# Most popular open weights LLMs - December 2023

## Dependencies

In [None]:
pip install datasets

## Models dictionary

In [1]:
models = { 
    "redpajama_3b" : "togethercomputer/RedPajama-INCITE-Base-3B-v1", # 5.30 GB
    "btlm_3b" : "cerebras/btlm-3b-8k-base", #  4.93 GB
    "openllama2_3b" : "openlm-research/open_llama_3b_v2", #  6.38 GB
    "stablelm_3b" : "stabilityai/stablelm-3b-4e1t", # 5.21 GB
    "phi2_3b" : "microsoft/phi-2", # 5.18 GB

    "bloomz_7b" : "bigscience/bloomz-7b1-mt", # 13.18 GB
    "falcon_7b" : "tiiuae/falcon-7b", # 13.45 GB       
    "redpajama_7b" : "togethercomputer/RedPajama-INCITE-7B-Base", # 12.90 GB
    "mpt_7b" : "mosaicml/mpt-7b", # 12.39 GB
    "mpt_7b_8k" : "mosaicml/mpt-7b-8k", # 12.39 GB
    "openllama2_7b" : "openlm-research/open_llama_7b_v2", # 12.55 GB
    "llama2_7b" : "meta-llama/Llama-2-7b-hf", # 12.55 GB
    "llama2_7b_32k" : "togethercomputer/LLaMA-2-7B-32K", # 12.55 GB
    "mistral_7b" : "mistralai/Mistral-7B-v0.1", # 13.49 GB
    "qwen_7b" : "Qwen/Qwen-7B", # 14.38 GB
    "yi_6b" : "01-ai/Yi-6B", # 11.29 GB
    "decilm_7b" : "Deci/DeciLM-7B", # 13.12 GB
    
    "openllama1_13b" : "openlm-research/open_llama_13b", # 24.24 GB
    "llama2_13b" : "meta-llama/Llama-2-13b-hf", # 24.25 GB
    "qwen_14b" : "Qwen/Qwen-14B", # 26.39 GB
    "solar_10b" : "upstage/SOLAR-10.7B-v1.0", # 19.99 GB
    
    "llama1_33b" : "TheBloke/WizardLM-33B-V1.0-Uncensored-GPTQ", # 15.78 GB https://huggingface.co/alexl83/LLaMA-33B-HF
    "falcon_40b" : "TheBloke/falcon-40b-instruct-GPTQ", # 21.00 GB https://huggingface.co/tiiuae/falcon-40b
    "mpt_30b" : "abhinavkulkarni/mosaicml-mpt-30b-instruct-w4-g128-awq", # 15.00 GB https://huggingface.co/mosaicml/mpt-30b
    "codellama_34b" : "TheBloke/CodeLlama-34B-Instruct-GPTQ", # 17.07 GB https://huggingface.co/codellama/CodeLlama-34b-hf
    "yi_34b" : "TheBloke/Yi-34B-GPTQ", # 17.33 GB https://huggingface.co/01-ai/Yi-34B    
    "mixtral_8x7B" : "TheBloke/Mixtral-8x7B-v0.1-GPTQ" # 22.18 GB https://huggingface.co/mistralai/Mixtral-8x7B-v0.1
}

## Datasets

In [2]:
from datasets import load_dataset

In [3]:
dataset_name_fr = "frenchtext/banque-fr-2311"
dataset_fr = load_dataset(dataset_name_fr)

Resolving data files:   0%|          | 0/42 [00:00<?, ?it/s]

Resolving data files:   0%|          | 0/42 [00:00<?, ?it/s]

Resolving data files:   0%|          | 0/42 [00:00<?, ?it/s]

Resolving data files:   0%|          | 0/42 [00:00<?, ?it/s]

Resolving data files:   0%|          | 0/42 [00:00<?, ?it/s]

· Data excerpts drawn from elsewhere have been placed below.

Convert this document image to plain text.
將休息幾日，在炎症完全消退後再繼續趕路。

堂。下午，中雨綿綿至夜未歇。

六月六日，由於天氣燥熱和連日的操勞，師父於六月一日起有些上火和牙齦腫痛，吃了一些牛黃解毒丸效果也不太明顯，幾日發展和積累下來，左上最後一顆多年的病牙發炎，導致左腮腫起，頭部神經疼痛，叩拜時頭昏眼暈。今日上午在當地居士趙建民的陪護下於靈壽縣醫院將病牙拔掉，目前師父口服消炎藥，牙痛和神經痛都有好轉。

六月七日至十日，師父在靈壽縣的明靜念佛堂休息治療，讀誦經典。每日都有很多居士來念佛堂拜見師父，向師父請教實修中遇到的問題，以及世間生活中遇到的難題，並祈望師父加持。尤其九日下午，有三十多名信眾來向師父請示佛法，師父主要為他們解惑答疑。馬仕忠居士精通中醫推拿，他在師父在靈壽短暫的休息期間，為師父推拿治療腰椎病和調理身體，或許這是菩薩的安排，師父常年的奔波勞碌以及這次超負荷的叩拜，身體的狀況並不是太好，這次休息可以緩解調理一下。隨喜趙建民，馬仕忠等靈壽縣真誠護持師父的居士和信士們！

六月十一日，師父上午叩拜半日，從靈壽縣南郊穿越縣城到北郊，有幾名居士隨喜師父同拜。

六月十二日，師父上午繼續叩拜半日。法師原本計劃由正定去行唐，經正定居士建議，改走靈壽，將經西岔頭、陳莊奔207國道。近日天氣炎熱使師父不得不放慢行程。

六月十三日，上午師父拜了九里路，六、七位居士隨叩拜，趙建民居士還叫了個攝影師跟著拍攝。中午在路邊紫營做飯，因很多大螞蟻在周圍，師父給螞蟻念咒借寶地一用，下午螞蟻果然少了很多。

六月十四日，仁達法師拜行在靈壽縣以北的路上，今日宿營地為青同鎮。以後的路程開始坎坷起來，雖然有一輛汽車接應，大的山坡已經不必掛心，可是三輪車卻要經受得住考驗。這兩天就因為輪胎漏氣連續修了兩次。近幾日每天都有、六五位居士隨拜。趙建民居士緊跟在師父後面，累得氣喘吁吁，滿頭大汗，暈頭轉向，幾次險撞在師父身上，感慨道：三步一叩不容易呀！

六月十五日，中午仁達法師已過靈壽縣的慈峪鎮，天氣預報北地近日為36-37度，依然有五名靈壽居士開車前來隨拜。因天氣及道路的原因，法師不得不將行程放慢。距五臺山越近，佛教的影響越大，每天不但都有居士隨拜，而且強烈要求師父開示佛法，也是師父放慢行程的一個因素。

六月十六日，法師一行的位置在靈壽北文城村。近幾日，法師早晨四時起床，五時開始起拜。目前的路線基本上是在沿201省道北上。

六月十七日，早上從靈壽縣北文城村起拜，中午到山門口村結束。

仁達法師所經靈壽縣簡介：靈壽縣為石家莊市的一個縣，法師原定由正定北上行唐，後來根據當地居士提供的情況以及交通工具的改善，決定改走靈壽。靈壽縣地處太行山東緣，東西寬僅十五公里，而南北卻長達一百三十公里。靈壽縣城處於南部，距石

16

Resolving data files:   0%|          | 0/42 [00:00<?, ?it/s]

In [4]:
dataset_fr

DatasetDict({
    train: Dataset({
        features: ['Uri', 'Timestamp', 'Lang', 'Title', 'Text', 'Words', 'AvgWordsLength', 'Chars', 'LetterChars', 'NumberChars', 'OtherChars', 'Website', 'PDF'],
        num_rows: 68166
    })
    valid: Dataset({
        features: ['Uri', 'Timestamp', 'Lang', 'Title', 'Text', 'Words', 'AvgWordsLength', 'Chars', 'LetterChars', 'NumberChars', 'OtherChars', 'Website', 'PDF'],
        num_rows: 8522
    })
    test: Dataset({
        features: ['Uri', 'Timestamp', 'Lang', 'Title', 'Text', 'Words', 'AvgWordsLength', 'Chars', 'LetterChars', 'NumberChars', 'OtherChars', 'Website', 'PDF'],
        num_rows: 8541
    })
})

## Batching and tokenization

In [5]:
dataset_name = dataset_name_fr
split = "valid"
dataset = dataset_fr[split]

In [6]:
def get_dataset_batches(dataset, batch_size=32):
    filtered_dataset = dataset.filter(lambda example: example["Words"]>10)
    sorted_dataset = dataset.sort("Words",reverse=True)
    
    dataset_length = len(sorted_dataset)
    for start_idx in range(0, dataset_length, batch_size):
        end_idx = min(start_idx + batch_size, dataset_length)
        yield sorted_dataset[start_idx:end_idx]

In [7]:
def get_encoding_offsets(encoding):
    start_index = encoding.offsets[0][0]
    end_index = encoding.offsets[-1][1]
    if end_index==0: end_index = -1
    return (start_index, end_index)

In [8]:
def encode_dataset_batch(tokenizer, dataset_batch, stride=256):
    encodings = tokenizer(text = dataset_batch["Text"], add_special_tokens=True, 
                      padding="longest", truncation=True, return_overflowing_tokens=True, stride=stride,
                      # 2020: https://docs.nvidia.com/deeplearning/performance/mixed-precision-training/index.html#tensor-core-shape
                      # However now in 2023, this is less and less true, newer drivers and cuda versions are smarter about this and will be able to use tensorcores even without this aligned padding
                      pad_to_multiple_of=16, return_tensors="pt")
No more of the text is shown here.